Raphi
Raphi

Reputation: 420

Sorted by type in Python

Say I have a list of objects. Maybe its got some ints, some strings, and some floats. What I'd like to do is sort the list so that all ints are moved to the end of the list but no other types are touches, sort of like this...

for idx, el in enumerate(somelist):
    if el.__class__ is int:
        somelist.append(somelist.pop(idx))

My question is, is there a way to do this elegantly as a one-liner?

Upvotes: 1

Views: 492

Answers (4)

gilwo
gilwo

Reputation: 1671

maybe this will be useful in another way:

>>> a=[4,'3','2', 6,7,4,'ssa']
>>> for i,j in groupby(sorted(a, key=lambda x: str(type(x))), type):
...     tuple(j)
...
(4, 6, 7, 4)
('3', '2', 'ssa')
>>>

Upvotes: 1

Padraic Cunningham
Padraic Cunningham

Reputation: 180411

isinstance(x,int) will be True or False so ints will get moved to the end:

l = [1.0,"foo",2,3,"bar"]
print(sorted(l, key=lambda x: isinstance(x,int)))
[1.0, 'foo', 'bar', 2, 3]

Upvotes: 3

Ignacio Vazquez-Abrams
Ignacio Vazquez-Abrams

Reputation: 798686

Boolean values are orderable in Python. And sorting is stable.

..., key=lambda x: isinstance(x, int), ...

Upvotes: 4

Amber
Amber

Reputation: 526633

If you don't care about doing it in place...

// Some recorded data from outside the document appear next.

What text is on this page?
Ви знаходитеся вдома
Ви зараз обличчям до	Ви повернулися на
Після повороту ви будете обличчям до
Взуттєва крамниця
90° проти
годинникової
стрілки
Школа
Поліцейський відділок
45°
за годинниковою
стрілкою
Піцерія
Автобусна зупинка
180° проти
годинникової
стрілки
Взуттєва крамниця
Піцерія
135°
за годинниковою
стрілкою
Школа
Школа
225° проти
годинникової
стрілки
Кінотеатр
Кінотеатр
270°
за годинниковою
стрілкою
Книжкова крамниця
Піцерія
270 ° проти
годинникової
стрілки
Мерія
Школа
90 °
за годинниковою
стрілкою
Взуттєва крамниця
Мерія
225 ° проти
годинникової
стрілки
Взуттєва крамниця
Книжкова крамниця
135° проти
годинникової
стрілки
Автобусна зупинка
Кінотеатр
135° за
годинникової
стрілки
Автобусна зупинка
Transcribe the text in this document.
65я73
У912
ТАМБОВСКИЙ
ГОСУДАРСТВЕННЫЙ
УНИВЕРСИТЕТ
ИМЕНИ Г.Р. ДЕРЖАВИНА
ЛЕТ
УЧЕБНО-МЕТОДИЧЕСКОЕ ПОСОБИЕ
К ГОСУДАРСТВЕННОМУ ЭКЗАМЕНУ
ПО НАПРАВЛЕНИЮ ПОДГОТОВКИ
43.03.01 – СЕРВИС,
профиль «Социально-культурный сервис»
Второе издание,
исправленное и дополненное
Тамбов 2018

newlist = [i for i in somelist if not isinstance(x, int)] + [i for i in somelist if isinstance(x, int)]

Conveniently, since Python 2.2, sorts are stable, so you can also just do...

somelist.sort(key=lambda x: isinstance(x, int))

Note however that this does meant that any subclass of int will also be moved to the end of the list - if you don't want that, you'd want to change the condition to type(x) is int).